Horsley: More importantly, these wrinkles can nourish each other. Ask Paul Guglielmo, who made and bottled his iconic pasta sauce range in Rochester, New York

PAUL GUGLIELMO: We have been told at least twice that a particular jar will take at least a month to buy. The pressure it brings to us is that you are afraid of not finding the material. So how do you react? Well, you react by buying more.

Horsley: Remember how people snapped up toilet paper last year? This kind of hoarding will worsen the shortage and it will also push up prices. Guglielmo's pasta sauce jar, which used to sell for 33 cents, now sells for 47 cents, an increase of 42% before he cuts the first tomato. Guglielmo swallowed part of the increase, but he also increased his prices at the grocery store.

GUGLIELMO: I think everyone will make this decision throughout the entire supply chain. They decide whether we want to eat all of them, some of them, or all of them?

HORSLEY: The inventory of empty cans in Guglielmo's warehouse helped him sleep better at night, but it also cost him a lot of money, and he was not tied up right away.

GUGLIELMO: I walked past trays, trays and unused glass trays, we will use it. I want it here. You know, it should be here. But I think it’s just a pile of cash, do you know?

Horsley: Even if the small-scale vinegar manufacturer Lieberson could find the bottle, he couldn't afford the inventory on hand. Now he is sitting on the vat of vinegar and hot sauce, fingers crossed, and his bottle will arrive on time during the holidays.

Lieberson: Listen. I am a neurotic Jew, and I have to tell you, you know, all I think of are words that induce heart disease.
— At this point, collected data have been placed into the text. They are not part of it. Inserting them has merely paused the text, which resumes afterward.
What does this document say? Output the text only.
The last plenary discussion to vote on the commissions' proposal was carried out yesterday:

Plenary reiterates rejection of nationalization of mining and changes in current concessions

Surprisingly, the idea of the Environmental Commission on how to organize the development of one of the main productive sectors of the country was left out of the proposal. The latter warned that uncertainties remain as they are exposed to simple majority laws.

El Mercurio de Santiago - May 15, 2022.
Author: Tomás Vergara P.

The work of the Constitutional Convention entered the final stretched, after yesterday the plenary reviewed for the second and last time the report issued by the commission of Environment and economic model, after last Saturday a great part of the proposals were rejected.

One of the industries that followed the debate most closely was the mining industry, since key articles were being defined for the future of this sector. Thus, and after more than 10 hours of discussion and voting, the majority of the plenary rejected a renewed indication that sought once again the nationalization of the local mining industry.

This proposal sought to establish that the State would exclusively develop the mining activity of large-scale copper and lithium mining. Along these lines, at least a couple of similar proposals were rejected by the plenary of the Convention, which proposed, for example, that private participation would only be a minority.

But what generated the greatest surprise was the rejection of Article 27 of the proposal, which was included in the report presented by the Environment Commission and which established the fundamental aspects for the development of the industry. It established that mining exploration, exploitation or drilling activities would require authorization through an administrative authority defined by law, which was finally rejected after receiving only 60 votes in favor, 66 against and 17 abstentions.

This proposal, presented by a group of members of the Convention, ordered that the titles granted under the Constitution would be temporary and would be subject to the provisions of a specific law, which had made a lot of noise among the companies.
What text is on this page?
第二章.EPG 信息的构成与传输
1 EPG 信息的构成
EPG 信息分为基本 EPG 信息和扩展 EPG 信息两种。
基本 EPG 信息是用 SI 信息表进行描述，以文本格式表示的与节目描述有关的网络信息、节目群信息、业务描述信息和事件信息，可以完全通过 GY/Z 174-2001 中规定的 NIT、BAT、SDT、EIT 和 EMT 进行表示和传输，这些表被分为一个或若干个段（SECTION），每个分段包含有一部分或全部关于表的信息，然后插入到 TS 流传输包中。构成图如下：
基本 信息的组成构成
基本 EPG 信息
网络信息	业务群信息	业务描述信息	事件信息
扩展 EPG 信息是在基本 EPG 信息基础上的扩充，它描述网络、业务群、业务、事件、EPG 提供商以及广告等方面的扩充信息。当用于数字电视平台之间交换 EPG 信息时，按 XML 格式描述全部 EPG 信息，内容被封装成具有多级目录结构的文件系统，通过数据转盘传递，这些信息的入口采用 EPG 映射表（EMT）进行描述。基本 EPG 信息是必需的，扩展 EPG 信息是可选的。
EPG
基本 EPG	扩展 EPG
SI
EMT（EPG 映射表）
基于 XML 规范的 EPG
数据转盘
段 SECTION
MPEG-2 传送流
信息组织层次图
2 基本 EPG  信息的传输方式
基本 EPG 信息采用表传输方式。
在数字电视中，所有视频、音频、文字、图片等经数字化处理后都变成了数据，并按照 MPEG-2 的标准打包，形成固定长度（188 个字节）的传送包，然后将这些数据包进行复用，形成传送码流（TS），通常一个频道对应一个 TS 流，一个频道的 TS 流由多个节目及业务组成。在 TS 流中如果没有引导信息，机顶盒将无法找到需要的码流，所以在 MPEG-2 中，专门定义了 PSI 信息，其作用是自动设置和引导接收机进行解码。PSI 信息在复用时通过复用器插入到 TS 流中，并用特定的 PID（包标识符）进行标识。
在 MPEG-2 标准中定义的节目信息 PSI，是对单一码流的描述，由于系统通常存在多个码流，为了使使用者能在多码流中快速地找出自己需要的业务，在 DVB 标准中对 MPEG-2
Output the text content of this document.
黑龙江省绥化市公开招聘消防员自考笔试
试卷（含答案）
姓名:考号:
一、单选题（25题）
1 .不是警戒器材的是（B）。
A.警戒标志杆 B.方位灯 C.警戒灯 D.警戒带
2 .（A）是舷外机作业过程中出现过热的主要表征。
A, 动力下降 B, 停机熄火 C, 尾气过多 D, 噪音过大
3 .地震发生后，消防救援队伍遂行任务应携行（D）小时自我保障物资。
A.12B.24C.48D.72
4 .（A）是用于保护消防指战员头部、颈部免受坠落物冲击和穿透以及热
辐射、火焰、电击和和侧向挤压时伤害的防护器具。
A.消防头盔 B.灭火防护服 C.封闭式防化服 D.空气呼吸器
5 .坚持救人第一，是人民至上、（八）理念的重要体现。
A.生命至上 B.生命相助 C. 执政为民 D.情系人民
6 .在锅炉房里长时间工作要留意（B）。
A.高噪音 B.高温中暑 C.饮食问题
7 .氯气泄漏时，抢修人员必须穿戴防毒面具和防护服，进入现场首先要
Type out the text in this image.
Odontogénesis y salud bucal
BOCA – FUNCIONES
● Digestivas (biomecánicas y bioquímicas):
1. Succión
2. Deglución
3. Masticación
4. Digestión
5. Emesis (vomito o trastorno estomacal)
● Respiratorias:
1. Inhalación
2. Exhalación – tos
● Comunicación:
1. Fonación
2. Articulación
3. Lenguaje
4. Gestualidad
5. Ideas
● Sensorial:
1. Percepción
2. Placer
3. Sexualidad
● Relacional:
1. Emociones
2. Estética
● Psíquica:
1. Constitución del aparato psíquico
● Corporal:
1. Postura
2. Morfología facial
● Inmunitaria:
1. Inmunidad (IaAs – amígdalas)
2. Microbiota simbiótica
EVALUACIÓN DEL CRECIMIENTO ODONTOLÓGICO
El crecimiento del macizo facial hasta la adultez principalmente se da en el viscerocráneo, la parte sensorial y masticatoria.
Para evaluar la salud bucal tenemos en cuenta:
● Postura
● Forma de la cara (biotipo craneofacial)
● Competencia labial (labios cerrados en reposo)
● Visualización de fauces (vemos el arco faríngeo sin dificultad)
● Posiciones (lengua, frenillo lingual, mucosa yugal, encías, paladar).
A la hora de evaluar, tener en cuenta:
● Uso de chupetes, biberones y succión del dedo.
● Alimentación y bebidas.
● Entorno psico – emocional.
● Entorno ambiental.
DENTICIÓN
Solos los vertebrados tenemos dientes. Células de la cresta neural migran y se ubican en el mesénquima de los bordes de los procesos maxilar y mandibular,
Horsley: If you find that your favorite vinegar, bourbon or pasta sauce is not available in the local store this winter, Guglielmo said please be patient.

Guglielmo: We are working hard. I guarantee that the people in the supply chain are working very, very hard. Among anyone I know, no one would sit down, raise their feet, and say, I don’t want to work now. You know, this will not happen. People are working very hard all day long.

Horsley: Guglielmo's glass supplier told him that the situation might get better next spring. Assuming we can find one, we can all raise a glass. Scott Horsley, NPR News, Washington.